The relative silence here on my part is the result of constant low-level queasiness that makes it hard to focus on much besides clicking around or wishing there was some food in the house that I felt like eating. Many household activities such as homeschooling and laundry have ground to a halt while I work diligently at vital occupations like growing a baby, suppressing my gag reflex, and trying to stay awake. As sorry as I am to see the laundry taking over the upstairs, I mourn even more for the loss of a necessary stimulant: tea.
I loved tea, and I still love it, in concept. But now tea, in all its acidic glory, revolts me -- maybe because a few weeks ago I threw up a cup of tea I'd had on an empty stomach. Yes, such things color one's impressions. Even now, as I write this, I'm clenching my lips against queasiness.

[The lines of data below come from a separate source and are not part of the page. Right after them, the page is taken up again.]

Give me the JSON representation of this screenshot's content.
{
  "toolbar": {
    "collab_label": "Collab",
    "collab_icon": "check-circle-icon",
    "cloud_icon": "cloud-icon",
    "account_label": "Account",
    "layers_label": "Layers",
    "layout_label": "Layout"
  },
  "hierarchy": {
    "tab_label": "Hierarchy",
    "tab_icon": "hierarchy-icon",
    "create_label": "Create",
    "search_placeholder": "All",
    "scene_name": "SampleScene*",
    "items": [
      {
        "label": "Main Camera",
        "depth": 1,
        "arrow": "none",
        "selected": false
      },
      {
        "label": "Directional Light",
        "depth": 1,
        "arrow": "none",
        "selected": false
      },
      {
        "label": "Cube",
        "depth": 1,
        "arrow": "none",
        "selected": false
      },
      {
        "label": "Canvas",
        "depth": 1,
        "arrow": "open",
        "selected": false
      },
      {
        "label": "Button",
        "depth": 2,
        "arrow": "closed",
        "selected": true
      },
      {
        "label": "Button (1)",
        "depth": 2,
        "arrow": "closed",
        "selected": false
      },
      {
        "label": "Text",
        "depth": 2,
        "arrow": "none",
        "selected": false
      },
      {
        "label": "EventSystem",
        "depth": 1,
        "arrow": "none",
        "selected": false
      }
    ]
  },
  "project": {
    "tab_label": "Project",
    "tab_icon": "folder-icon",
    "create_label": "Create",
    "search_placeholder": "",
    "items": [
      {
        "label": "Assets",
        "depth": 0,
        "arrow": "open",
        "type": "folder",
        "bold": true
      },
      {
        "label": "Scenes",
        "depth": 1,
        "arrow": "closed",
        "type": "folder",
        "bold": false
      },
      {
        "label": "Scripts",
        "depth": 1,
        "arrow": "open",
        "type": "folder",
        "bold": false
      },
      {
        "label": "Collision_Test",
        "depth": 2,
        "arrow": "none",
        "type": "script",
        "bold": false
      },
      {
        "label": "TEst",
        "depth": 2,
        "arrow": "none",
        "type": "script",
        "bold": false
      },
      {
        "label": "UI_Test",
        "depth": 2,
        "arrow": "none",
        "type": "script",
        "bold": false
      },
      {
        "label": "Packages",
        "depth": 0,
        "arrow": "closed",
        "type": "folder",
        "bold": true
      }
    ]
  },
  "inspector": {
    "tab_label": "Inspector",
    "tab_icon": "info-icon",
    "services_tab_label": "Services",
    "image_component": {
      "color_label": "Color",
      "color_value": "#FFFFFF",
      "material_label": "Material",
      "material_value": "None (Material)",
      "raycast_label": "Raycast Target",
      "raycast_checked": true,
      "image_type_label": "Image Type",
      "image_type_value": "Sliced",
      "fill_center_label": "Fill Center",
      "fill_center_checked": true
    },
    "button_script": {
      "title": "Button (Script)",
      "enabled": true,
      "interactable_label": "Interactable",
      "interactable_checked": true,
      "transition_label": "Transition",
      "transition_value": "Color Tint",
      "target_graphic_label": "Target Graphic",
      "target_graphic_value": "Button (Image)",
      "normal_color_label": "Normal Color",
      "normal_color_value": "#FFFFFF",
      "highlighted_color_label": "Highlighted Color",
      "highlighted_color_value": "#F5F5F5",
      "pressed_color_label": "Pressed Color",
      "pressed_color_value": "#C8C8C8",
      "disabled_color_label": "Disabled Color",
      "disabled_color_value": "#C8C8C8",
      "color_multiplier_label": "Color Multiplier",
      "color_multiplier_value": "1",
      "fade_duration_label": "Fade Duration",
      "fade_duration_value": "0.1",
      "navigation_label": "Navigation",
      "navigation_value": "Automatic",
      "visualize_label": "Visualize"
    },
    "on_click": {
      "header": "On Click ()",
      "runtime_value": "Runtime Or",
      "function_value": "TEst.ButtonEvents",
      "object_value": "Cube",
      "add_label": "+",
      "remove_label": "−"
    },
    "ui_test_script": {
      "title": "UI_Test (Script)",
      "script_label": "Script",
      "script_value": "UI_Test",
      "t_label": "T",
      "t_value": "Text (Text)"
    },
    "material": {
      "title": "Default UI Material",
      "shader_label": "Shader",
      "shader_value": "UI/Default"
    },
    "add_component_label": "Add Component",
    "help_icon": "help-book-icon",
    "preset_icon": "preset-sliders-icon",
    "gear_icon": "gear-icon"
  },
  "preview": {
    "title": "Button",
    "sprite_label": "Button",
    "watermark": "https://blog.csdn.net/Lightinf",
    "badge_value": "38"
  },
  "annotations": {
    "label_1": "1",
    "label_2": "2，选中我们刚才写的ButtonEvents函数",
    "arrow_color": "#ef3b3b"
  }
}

This lip-clenching is a constant around here, and it affects my ability to speak. Darwin is used now to our conversations suddenly devolving into hums on my part. For example, a sample conversation might go like this:
Me: Well, we did some reading, and then I made the girls lunch mmm mmm.
Darwin: I hope you don't mind, but I bought lunch today with the team. Anyway, there was nothing in the fridge.
Darwin: Oh, by the way, my manager says this new role might fit me to a T...
Me: NGM nnn mmm.
So, no more tea for the time being. I'm searching for a substitute warm drink. I love cocoa, but even though I don't put much sugar in it I'm reluctant to drink anything sweet because I've also given up exercise-like activities such as moving. (Also, if the children catch me drinking cocoa they insist on having some as well, and nothing stains clothes like spilled cocoa.) Hot water with lemon and honey sounds good, as does warm cider, but there are no lemons or cider in the house because no one has been to the store with a comprehensive list in weeks. I've always found chai vaguely disgusting, and coffee gives me the jitters. I have several boxes of tea in the pantry, but I can't even look at them right now. Oh, how the mighty have fallen!
Ah, but as I always say: mmmm mmm mm.